Another Friedland company, privately-owned Ivanhoe Capital Corp, has made a deal with yet another Canadian company, Birch Mountain Resources Ltd. which will explore a concession in western Kalimantan. Indochina retains the right to earn interest on the property. Other Canadian companies involved in exploration in Indonesia include Pacific Amber Wildcat Resources Corp, Gothic Resources Inc, Condor International Resources Ltd and Brett Resources Ltd. Skyline Gold Corp, Goldstake Exploration Inc., amd Scorpion Minerals Inc.
"The brokerage industry smells a big financing wave coming for Indonesian plays," says John Kaiser, a US-based investment letter writer. "Right now there is a lot of manoeuvering going on to get hold of exploration projects in Indonesia..." (Globe and Mail (Toronto) 8/12/95)
What does this mean for the peoples and environment of Kalimantan? Indigenous lands and resources will have been parcelled out by the government in Jakarta, without their knowledge, let alone their consent. Where hopes for striking gold are high, neither the Jakarta-based officials, nor the incoming prospectors are likely to consider the consequences for the people on the ground, or the potential damage to the environment. Friedland's track record in the United States and Guyana, makes him bad news indeed for Indonesia (see box).
Changing the course of the Kelian
Where exploration has proceeded to mining, the story does not improve. The development of the Kelian gold mine in the East Kalimantan interior, for example, has been punctuated by conflict with local communities over issues such including rights, compensation and river pollution. (For more information on this see the DTE/PARTiZANS publication "We only eat dust" Eye witness in Kelian, September 1994)

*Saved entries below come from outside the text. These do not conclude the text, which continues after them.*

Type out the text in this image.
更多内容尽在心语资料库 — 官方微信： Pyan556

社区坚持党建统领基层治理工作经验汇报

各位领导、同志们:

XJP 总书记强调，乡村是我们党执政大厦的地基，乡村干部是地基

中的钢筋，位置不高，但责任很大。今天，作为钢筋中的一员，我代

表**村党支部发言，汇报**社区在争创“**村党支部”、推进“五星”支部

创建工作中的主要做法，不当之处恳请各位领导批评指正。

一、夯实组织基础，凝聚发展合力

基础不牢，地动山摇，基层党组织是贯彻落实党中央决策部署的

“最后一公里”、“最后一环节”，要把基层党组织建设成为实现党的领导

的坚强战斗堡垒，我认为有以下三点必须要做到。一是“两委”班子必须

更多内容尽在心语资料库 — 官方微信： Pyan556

Last year, RTZ/CRA, who operate the mine, was given the go-ahead to switch the course of the Kelian River in order to exploit new gold deposits. Environment Minister Sarwono said he approved the switch of 1.2 kilometres provided it did not adversely affect the environment. The measure will allow PT Kelian Equatorial Mining (PT KEM) to gain access to gold deposits estimated at 34.5 tons under the river bed. Environmental organisation WALHI has urged the government to make a "serious study of the environmental impact of the project." WALHI said the company had not made its environmental impact statement transparent to the local community and accused the company of reneging on a promise it made in 1990 to allocate management of the Kelian River to the local community.
According to the company, the project will extend the life of the mine by two years and will earn Indonesia US $72 million. (Indonesian Observer 24/7/95)
PT KEM, which started commercial production in 1992, is majority owned by Australian-based CRA which is in turn controlled by British mining giant RTZ. RTZ, which also works with Robert Friedland, is Freeport's new partner in its massive West Papua copper/gold/silver mining operation.